"Der Spiegel": Haririego zabił Hezbollah
Tajemnica najważniejszego morderstwa politycznego ostatnich lat może się wydać przez miłość i wywołać wojnę.
28.05.2009 | aktual.: 28.05.2009 09:31
Patrzcie i podziwiajcie: Nasi doktorzy zoperują wam mózg sprawniej od konkurencji! w lutym 2005 roku, na kilka dni przed zamachem bombowym, w którym zginął Rafik Hariri, były premier Libanu, jeden z zamachowców zadzwonił ze „służbowego” telefonu do narzeczonej. Jak podał tygodnik „Der Spiegel”, specjalny trybunał ONZ ustalił, że za telefon zapłacił Hezbollah, sponsorowana przez Iran partia szyickich Libańczyków.

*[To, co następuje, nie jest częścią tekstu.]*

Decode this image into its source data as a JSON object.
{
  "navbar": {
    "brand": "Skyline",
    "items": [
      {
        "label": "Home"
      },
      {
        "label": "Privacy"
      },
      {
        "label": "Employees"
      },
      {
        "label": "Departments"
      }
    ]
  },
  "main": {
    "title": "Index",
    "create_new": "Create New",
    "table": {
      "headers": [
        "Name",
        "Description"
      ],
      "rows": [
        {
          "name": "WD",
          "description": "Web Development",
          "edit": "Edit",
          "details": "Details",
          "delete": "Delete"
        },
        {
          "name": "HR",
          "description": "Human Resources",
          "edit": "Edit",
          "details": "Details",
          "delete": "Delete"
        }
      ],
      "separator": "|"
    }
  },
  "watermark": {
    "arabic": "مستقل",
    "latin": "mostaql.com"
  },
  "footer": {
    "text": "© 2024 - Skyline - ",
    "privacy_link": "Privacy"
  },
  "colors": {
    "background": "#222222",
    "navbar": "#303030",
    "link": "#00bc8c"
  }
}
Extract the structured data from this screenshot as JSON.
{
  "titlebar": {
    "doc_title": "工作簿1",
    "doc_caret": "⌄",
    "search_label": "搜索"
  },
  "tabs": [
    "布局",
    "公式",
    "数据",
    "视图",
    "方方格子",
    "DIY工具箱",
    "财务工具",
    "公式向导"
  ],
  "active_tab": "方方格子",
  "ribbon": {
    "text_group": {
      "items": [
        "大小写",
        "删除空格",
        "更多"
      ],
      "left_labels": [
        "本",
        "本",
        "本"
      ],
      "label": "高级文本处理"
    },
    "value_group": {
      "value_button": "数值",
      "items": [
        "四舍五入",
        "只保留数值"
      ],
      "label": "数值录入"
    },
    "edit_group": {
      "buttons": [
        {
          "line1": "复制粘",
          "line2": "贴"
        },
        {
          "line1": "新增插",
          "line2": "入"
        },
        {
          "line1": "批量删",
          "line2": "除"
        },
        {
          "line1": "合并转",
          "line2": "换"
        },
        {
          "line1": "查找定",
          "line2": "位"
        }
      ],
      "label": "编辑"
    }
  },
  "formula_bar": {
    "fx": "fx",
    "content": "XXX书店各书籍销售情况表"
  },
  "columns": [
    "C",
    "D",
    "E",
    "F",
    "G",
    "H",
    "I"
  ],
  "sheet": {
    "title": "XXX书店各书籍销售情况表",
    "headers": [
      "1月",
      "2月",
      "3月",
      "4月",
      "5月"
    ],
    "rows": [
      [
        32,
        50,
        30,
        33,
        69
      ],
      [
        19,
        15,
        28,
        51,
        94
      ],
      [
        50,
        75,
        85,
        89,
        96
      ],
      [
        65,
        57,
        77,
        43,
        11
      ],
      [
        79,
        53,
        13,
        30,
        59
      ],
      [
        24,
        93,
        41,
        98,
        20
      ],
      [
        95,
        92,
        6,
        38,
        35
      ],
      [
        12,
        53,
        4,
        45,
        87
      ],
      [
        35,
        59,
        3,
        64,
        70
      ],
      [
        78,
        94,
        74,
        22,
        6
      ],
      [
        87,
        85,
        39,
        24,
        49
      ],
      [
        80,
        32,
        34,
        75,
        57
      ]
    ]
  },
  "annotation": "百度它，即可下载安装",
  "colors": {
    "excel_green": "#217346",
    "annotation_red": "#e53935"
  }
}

Oznaczałoby to zwrot w sprawie, która w kwietniu 2005 roku doprowadziła do wyjścia wojsk syryjskich z Libanu. Damaszek wycofał się wtedy pod naciskiem oskarżeń, że to on wyeliminował antysyryjskiego premiera. Teraz, na dwa tygodnie przed wyborami parlamentarnymi, w których Hezbollah miał szansę wygrać, Liban znów może pogrążyć się w chaosie. Izraelska prasa twierdzi, że Hezbollah, próbując odciągnąć uwagę od swojego udziału w zabójstwie popularnego premiera, wywoła nową wojnę z Izraelem. Ugrupowanie zapewnia jednak, że z zamachem nie ma nic wspólnego.